With knee flexed to 90° for classic anterior drawer sign, medial meniscus, being attached to tibia, abuts against acutely convex surface of medial femoral condyle and has “door-stopper” effect, hindering anterior translation of tibia. With knee extended however, the relatively flat weight-bearing surface of femur does not obstruct forward motion of meniscus and tibia when anterior stress is applied.

Significance of “end point” in stress testing

There are two discernable end-points in stress testing for disruptions of ligaments about the knee:

  1. “Hard” implying a firm, definite stop
  2. “Soft or mushy” a less distinct and less sudden stop.

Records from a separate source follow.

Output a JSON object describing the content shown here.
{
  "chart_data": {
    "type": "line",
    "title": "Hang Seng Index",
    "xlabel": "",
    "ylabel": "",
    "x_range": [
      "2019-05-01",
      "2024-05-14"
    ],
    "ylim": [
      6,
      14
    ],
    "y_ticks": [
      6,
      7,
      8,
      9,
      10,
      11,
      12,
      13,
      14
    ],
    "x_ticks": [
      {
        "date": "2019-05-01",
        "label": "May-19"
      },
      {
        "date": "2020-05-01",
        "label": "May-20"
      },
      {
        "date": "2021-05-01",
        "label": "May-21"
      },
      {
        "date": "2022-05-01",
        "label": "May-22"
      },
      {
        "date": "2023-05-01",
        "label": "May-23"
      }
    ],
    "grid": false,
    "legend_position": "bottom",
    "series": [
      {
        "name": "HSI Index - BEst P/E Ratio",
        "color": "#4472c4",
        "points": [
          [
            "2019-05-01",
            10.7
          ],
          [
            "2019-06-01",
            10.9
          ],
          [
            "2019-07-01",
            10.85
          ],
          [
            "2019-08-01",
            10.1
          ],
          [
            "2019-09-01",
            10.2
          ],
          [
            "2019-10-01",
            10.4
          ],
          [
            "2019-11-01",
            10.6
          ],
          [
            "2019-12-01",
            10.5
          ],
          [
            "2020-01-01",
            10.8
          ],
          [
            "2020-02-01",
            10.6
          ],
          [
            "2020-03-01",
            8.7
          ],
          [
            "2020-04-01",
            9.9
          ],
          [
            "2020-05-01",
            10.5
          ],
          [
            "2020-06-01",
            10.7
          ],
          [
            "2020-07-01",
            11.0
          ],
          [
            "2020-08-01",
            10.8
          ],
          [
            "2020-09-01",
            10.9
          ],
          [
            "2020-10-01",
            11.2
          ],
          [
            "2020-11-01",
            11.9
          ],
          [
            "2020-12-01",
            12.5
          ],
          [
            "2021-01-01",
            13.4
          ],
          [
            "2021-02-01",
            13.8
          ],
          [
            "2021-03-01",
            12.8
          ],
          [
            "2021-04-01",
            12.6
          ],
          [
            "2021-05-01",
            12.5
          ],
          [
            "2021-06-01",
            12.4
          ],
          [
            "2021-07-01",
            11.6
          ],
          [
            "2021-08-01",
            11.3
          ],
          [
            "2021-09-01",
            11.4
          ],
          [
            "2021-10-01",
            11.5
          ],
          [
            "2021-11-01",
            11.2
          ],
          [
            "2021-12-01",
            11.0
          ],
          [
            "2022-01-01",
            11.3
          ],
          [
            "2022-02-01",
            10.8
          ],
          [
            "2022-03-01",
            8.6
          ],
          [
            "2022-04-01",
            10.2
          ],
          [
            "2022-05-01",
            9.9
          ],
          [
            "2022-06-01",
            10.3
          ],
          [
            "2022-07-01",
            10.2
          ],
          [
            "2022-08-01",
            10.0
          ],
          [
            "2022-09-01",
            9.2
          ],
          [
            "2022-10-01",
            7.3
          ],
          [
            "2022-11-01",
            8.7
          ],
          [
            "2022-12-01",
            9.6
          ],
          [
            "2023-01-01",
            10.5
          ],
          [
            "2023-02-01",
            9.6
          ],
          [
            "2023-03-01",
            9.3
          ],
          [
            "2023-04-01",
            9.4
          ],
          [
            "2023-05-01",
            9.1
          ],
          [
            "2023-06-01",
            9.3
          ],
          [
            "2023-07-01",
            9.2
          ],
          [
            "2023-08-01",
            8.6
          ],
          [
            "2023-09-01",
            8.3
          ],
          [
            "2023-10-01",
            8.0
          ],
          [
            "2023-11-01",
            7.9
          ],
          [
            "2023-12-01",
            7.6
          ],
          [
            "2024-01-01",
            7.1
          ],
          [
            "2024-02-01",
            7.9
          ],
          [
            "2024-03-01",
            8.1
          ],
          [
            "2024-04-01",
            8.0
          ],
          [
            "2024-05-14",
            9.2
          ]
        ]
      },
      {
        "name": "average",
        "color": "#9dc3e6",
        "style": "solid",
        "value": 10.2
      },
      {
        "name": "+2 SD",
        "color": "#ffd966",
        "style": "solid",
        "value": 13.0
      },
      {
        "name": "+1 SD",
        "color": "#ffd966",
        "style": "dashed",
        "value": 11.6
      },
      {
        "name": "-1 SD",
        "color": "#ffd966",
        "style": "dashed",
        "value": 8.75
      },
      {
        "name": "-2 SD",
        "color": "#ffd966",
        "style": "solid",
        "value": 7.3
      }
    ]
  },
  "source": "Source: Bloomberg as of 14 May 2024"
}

Following are the types of end points and their interpretations:

  • Firm end point with haemarthrosis: Implies an acute partial rupture.
  • Firm end point without haemarthrosis: implies an old partial rupture or elongation.
  • Soft end point with haemarthrosis: Complete rupture.
  • Soft end point without haemarthrosis: Old complete rupture, acute complex ligamentous injury.

Reference

  1. Katz JW, Fingeroth RJ. The diagnostic accuracy of ruptures of the anterior cruciate ligament comparing the Lachman test, the anterior drawer sign, and the pivot shift test in acute and chronic knee injuries. Am J Sports Med. 1986 Jan-Feb;14(1):88-91. doi: 10.1177/036354658601400115. PMID: 3752353.
  2. Winkel D, Matthijs O, Phelps V: Examination of the Knee. Gaithersburg, MD: Aspen, 1997.
  3. Amis, AA: The functions of the fibre bundles of the anterior cruciate ligament in anterior drawer, rotational laxity and the pivot shift. Knee Surg Sports Traumatol Arthrosc, 20:613, 2012.
  4. More, RC, et al: Hamstrings-an anterior cruciate ligament protagonist. Am J Sports Med, 21:231, 1993.
  5. Christel, PS, et al: The contribution of each anterior cruciate ligament bundle to the Lachman test: a cadaver investigation. J Bone Joint Surg, 94B:68, 2012.
  6. Clinical Tests for the Musculoskeletal System, Third Edition book.
  7. Mark Dutton, Pt . Dutton’s Orthopaedic Examination, Evaluation, And Intervention, 3rd Edition Book.